No Tempo de um Suspiro



Se virou, como se viram as páginas lidas, ávidas por encontrar sua continuidade.

Lá estava ele, afinal.

"Afinal" sugere "de repente". Nada menos de repente do que qualquer coisa a respeito daquele encontro.

Costurado dia após dia. Esperado sonho após sonho. Acalentado dúvida após dúvida.

Ao encontrá-lo ela ainda não sabia que ele seria ele, aquele.

Olharam-se com a interrogação zombeteira impressa no espaço que ainda os separava.

Foi quase um encontro casual. Passaria desapercebido a olhos menos atentos ou a corações menos despertos.

Havia algo, porém. Algo de silêncio e som, mesmo que nada se ouvisse.

As batidas do coração denunciavam. Os olhos engoliam piscadas. Mas nem uma palavra.

Talvez houvesse algo sendo dito em outras estâncias. Alguma outra parte dos seus seres talvez ouvisse, mas, como traduzir?

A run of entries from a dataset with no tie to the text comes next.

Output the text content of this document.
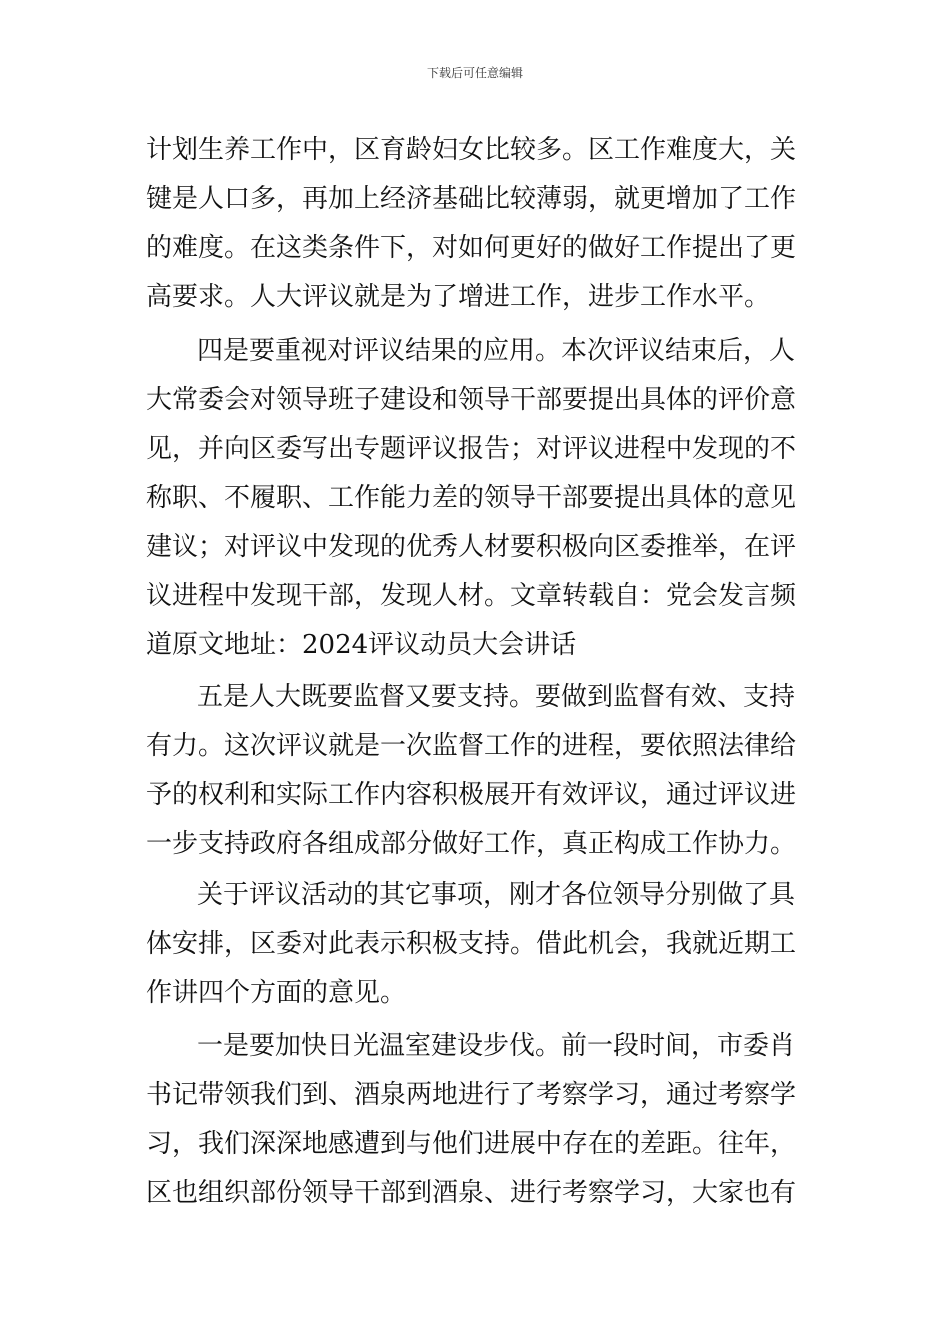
下载后可任意编辑
计划生养工作中，区育龄妇女比较多。区工作难度大，关
键是人口多，再加上经济基础比较薄弱，就更增加了工作
的难度。在这类条件下，对如何更好的做好工作提出了更
高要求。人大评议就是为了增进工作，进步工作水平。
四是要重视对评议结果的应用。本次评议结束后，人
大常委会对领导班子建设和领导干部要提出具体的评价意
见，并向区委写出专题评议报告；对评议进程中发现的不
称职、不履职、工作能力差的领导干部要提出具体的意见
建议；对评议中发现的优秀人材要积极向区委推举，在评
议进程中发现干部，发现人材。文章转载自：党会发言频
道原文地址：2024评议动员大会讲话
五是人大既要监督又要支持。要做到监督有效、支持
有力。这次评议就是一次监督工作的进程，要依照法律给
予的权利和实际工作内容积极展开有效评议，通过评议进
一步支持政府各组成部分做好工作，真正构成工作协力。
关于评议活动的其它事项，刚才各位领导分别做了具
体安排，区委对此表示积极支持。借此机会，我就近期工
作讲四个方面的意见。
一是要加快日光温室建设步伐。前一段时间，市委肖
书记带领我们到、酒泉两地进行了考察学习，通过考察学
习，我们深深地感遭到与他们进展中存在的差距。往年，
区也组织部份领导干部到酒泉、进行考察学习，大家也有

Como extrair de uma conversa em outra frequência o idioma que estes ouvidos racionais entenderiam?

Deixaram estar, apenas.

Permitiram-se encontrar e desenrolar histórias de ontem e amanhã.

Ela sentia-se feliz sem saber de qual parte dos seus sonhos se manifestava a recém-reencontrada felicidade.

Não entendia, ao certo, o que susurravam os olhos dele. Sorririam?

Trazendo ar do mais profundo de seus pulmões, ela observava, junto dele, flores meninas que brincavam coloridas e convencia-se: "Sim".